VEREDICT: $3,300,000


A 43-year-old police officer and our client, was driving on the eastbound side of East Tremont Avenue, in the Bronx. As he crossed the intersection of the Cross Bronx Expressway’s service road, he was broadsided by a van. The plaintiff’s vehicle was pushed to a sidewalk, and the officer claimed that he sustained injuries of his neck and back.

The plaintiff sued the driver and the New York Public Library, his employer and the owner of the vehicle. The plaintiff alleged that the other driver was negligent in the operation of his vehicle. He further alleged that the New York Public Library was vicariously liable for the driver’s actions. The officer claimed that he stopped for a red light at the intersection and then proceeded straight through when the light turned green. He contended that the the other driver was negligent for driving through a red light and striking his vehicle.

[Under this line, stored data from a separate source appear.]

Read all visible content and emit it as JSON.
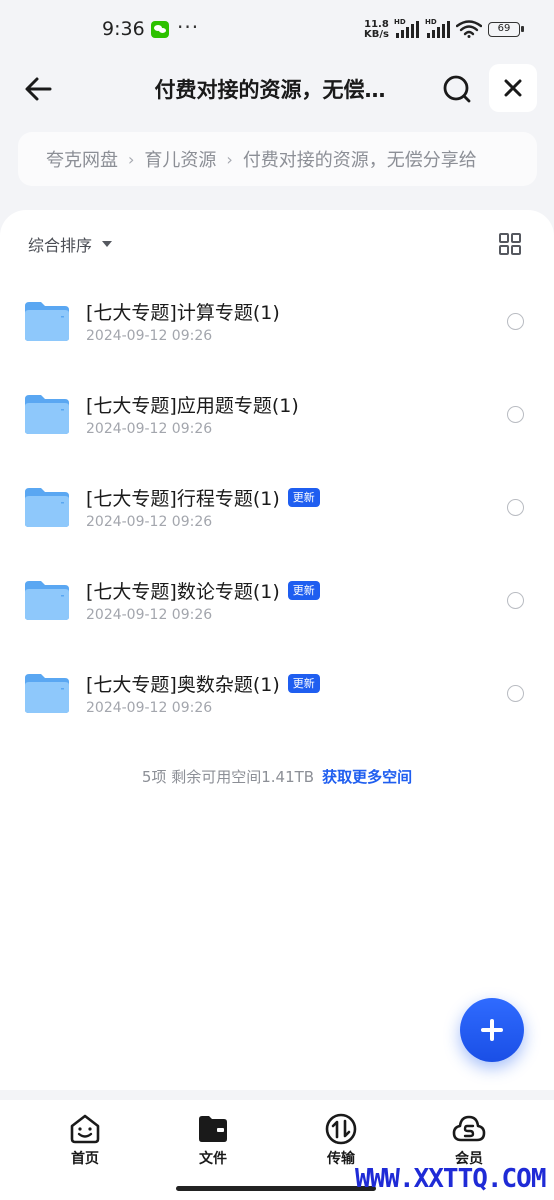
{
  "status_bar": {
    "time": "9:36",
    "net_speed_value": "11.8",
    "net_speed_unit": "KB/s",
    "hd_label": "HD",
    "battery": "69"
  },
  "header": {
    "title": "付费对接的资源，无偿…"
  },
  "breadcrumb": {
    "items": [
      "夸克网盘",
      "育儿资源",
      "付费对接的资源，无偿分享给"
    ],
    "separator": "›"
  },
  "toolbar": {
    "sort_label": "综合排序"
  },
  "files": [
    {
      "name": "[七大专题]计算专题(1)",
      "date": "2024-09-12 09:26",
      "badge": ""
    },
    {
      "name": "[七大专题]应用题专题(1)",
      "date": "2024-09-12 09:26",
      "badge": ""
    },
    {
      "name": "[七大专题]行程专题(1)",
      "date": "2024-09-12 09:26",
      "badge": "更新"
    },
    {
      "name": "[七大专题]数论专题(1)",
      "date": "2024-09-12 09:26",
      "badge": "更新"
    },
    {
      "name": "[七大专题]奥数杂题(1)",
      "date": "2024-09-12 09:26",
      "badge": "更新"
    }
  ],
  "summary": {
    "text": "5项 剩余可用空间1.41TB",
    "link": "获取更多空间"
  },
  "bottom_nav": [
    {
      "label": "首页",
      "icon": "home-face-icon"
    },
    {
      "label": "文件",
      "icon": "folder-icon",
      "active": true
    },
    {
      "label": "传输",
      "icon": "transfer-icon"
    },
    {
      "label": "会员",
      "icon": "cloud-member-icon"
    }
  ],
  "watermark": "WWW.XXTTQ.COM",
  "colors": {
    "accent": "#1f5ef0",
    "badge_bg": "#1f5ef0",
    "folder": "#6cb6f7",
    "page_bg": "#f3f4f7"
  }
}
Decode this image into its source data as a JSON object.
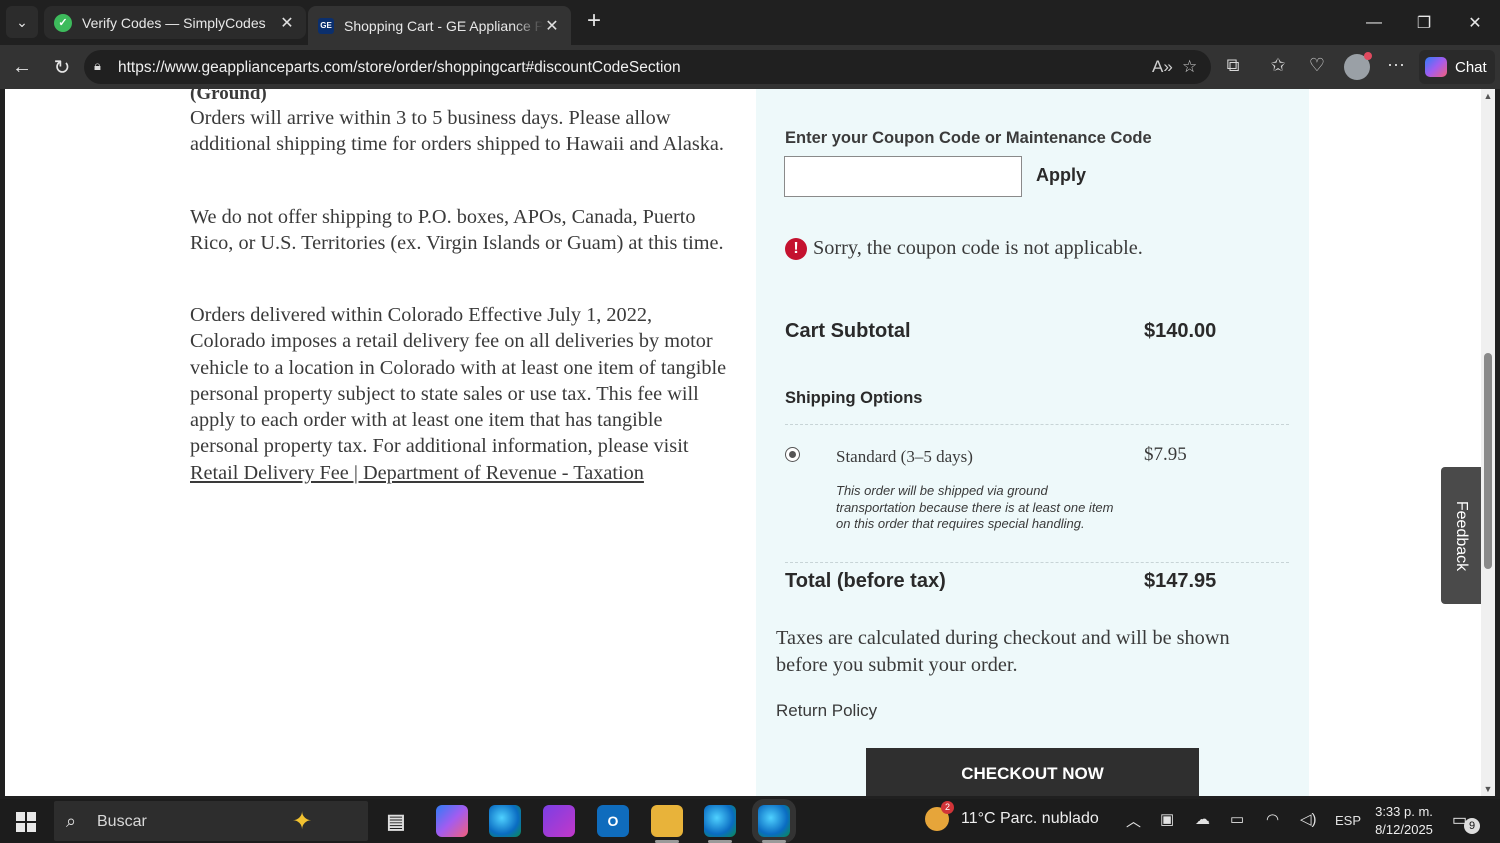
{
  "browser": {
    "tabs": [
      {
        "title": "Verify Codes — SimplyCodes",
        "favicon": "simplycodes-favicon"
      },
      {
        "title": "Shopping Cart - GE Appliance Parts",
        "favicon": "ge-favicon",
        "favicon_text": "GE",
        "active": true
      }
    ],
    "url": "https://www.geapplianceparts.com/store/order/shoppingcart#discountCodeSection",
    "chat_label": "Chat"
  },
  "page": {
    "ground_heading": "(Ground)",
    "paragraphs": [
      "Orders will arrive within 3 to 5 business days. Please allow additional shipping time for orders shipped to Hawaii and Alaska.",
      "We do not offer shipping to P.O. boxes, APOs, Canada, Puerto Rico, or U.S. Territories (ex. Virgin Islands or Guam) at this time.",
      "Orders delivered within Colorado Effective July 1, 2022, Colorado imposes a retail delivery fee on all deliveries by motor vehicle to a location in Colorado with at least one item of tangible personal property subject to state sales or use tax. This fee will apply to each order with at least one item that has tangible personal property tax. For additional information, please visit "
    ],
    "colorado_link": "Retail Delivery Fee | Department of Revenue - Taxation"
  },
  "cart": {
    "coupon_label": "Enter your Coupon Code or Maintenance Code",
    "coupon_value": "",
    "apply_label": "Apply",
    "error_message": "Sorry, the coupon code is not applicable.",
    "subtotal_label": "Cart Subtotal",
    "subtotal_value": "$140.00",
    "shipping_heading": "Shipping Options",
    "shipping_option": {
      "name": "Standard (3–5 days)",
      "price": "$7.95",
      "selected": true,
      "note": "This order will be shipped via ground transportation because there is at least one item on this order that requires special handling."
    },
    "total_label": "Total (before tax)",
    "total_value": "$147.95",
    "tax_note": "Taxes are calculated during checkout and will be shown before you submit your order.",
    "return_policy": "Return Policy",
    "checkout_label": "CHECKOUT NOW",
    "error_color": "#c4122f",
    "sidebar_color": "#eef9fa"
  },
  "feedback_label": "Feedback",
  "taskbar": {
    "search_placeholder": "Buscar",
    "weather": "11°C  Parc. nublado",
    "weather_badge": "2",
    "language": "ESP",
    "time": "3:33 p. m.",
    "date": "8/12/2025",
    "notifications": "9"
  }
}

The defendant contended that he had a green light at the intersection and that it was the police officer who drove through a red light. He claimed that the plaintiff caused the accident by blocking his path in the intersection, leaving him no choice but to broadside his vehicle.

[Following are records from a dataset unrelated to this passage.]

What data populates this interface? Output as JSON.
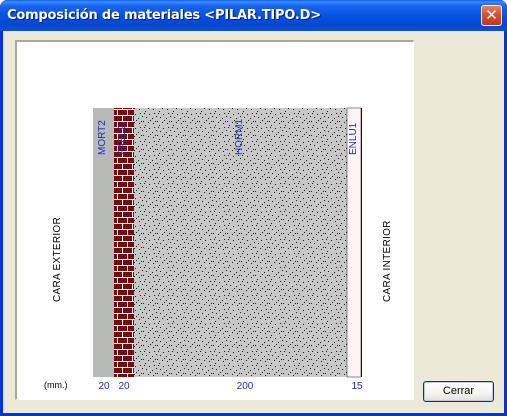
{
  "window": {
    "title": "Composición de materiales <PILAR.TIPO.D>",
    "close_glyph": "✕"
  },
  "diagram": {
    "side_exterior": "CARA EXTERIOR",
    "side_interior": "CARA INTERIOR",
    "units_label": "(mm.)",
    "layers": [
      {
        "code": "MORT2",
        "thickness": "20",
        "fill": "#b7bab7",
        "pattern": "plain"
      },
      {
        "code": "FABL9",
        "thickness": "20",
        "fill": "#7a0a0a",
        "pattern": "brick"
      },
      {
        "code": "HORM1",
        "thickness": "200",
        "fill": "#c8c8c8",
        "pattern": "dots"
      },
      {
        "code": "ENLU1",
        "thickness": "15",
        "fill": "#fcf4f4",
        "pattern": "plain"
      }
    ]
  },
  "buttons": {
    "close_label": "Cerrar"
  }
}
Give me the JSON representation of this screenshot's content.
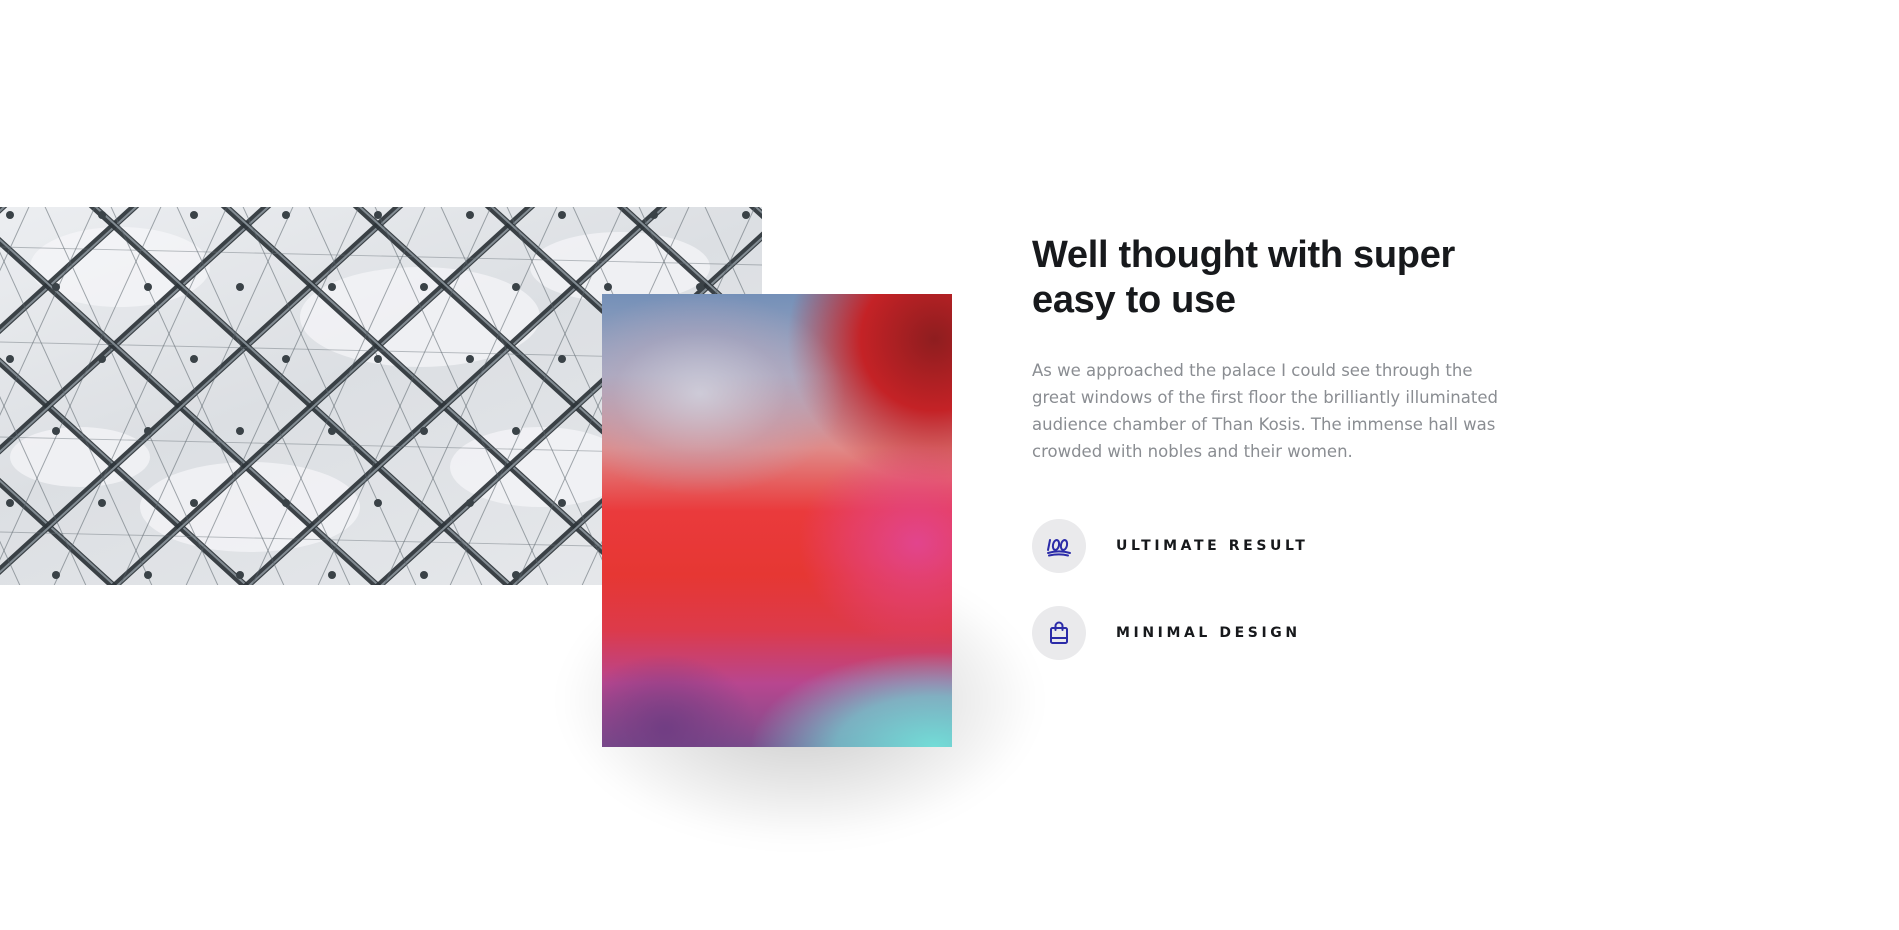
{
  "section": {
    "title_line1": "Well thought with super",
    "title_line2": "easy to use",
    "body": "As we approached the palace I could see through the great windows of the first floor the brilliantly illuminated audience chamber of Than Kosis. The immense hall was crowded with nobles and their women.",
    "features": [
      {
        "label": "ULTIMATE RESULT",
        "icon": "hundred-points-icon"
      },
      {
        "label": "MINIMAL DESIGN",
        "icon": "shopping-bag-icon"
      }
    ]
  },
  "images": {
    "left": "glass-lattice-roof-photo",
    "right": "abstract-gradient-photo"
  },
  "colors": {
    "heading": "#17191c",
    "body_text": "#8a8d92",
    "icon_accent": "#2b2ba8",
    "icon_circle": "#eaeaec",
    "background": "#ffffff"
  }
}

Chiropractic; fusion, lumbar: herniated disc at L5-S1; Iaminectomy; physical therapy.

The plaintiff was taken to an emergency room by a fellow police officer from the scene of the accident. He claimed back and neck pain and initially missed a few days of work. The plaintiff then began treatment with a chiropractor and physical therapy, missing a month of work. When he returned, he claimed that the pain continued, and an MRI revealed a lumbar disc herniation at L5-S1. He then underwent a lumbar laminectomy, which put him out of work for another month. The plaintiff claimed that he returned to work on a 40-hour-per-week schedule, albeit limited to desk work, for the next three to four years. In 2009, he underwent a spinal fusion because of continuing pain and discomfort. He missed another two months of work to recover, and he returned in the same limited capacity.

The plaintiff claimed that he could no longer fish or play basketball and was restricted in helping his family around the house. He sought recovery of damages for his past and future pain and suffering.

The defendants contended that the plaintiff’s disc herniation was not causally related to the accident. They claimed that he has been a policeman since 1994 and that his back injury was a preexisting, degenerative condition. They claimed that he did not undergo any diagnostic testing.


After the conclusion the plaintiff’s case, the parties negotiated a settlement. The defendants’ insurer agreed to pay $3.3 million.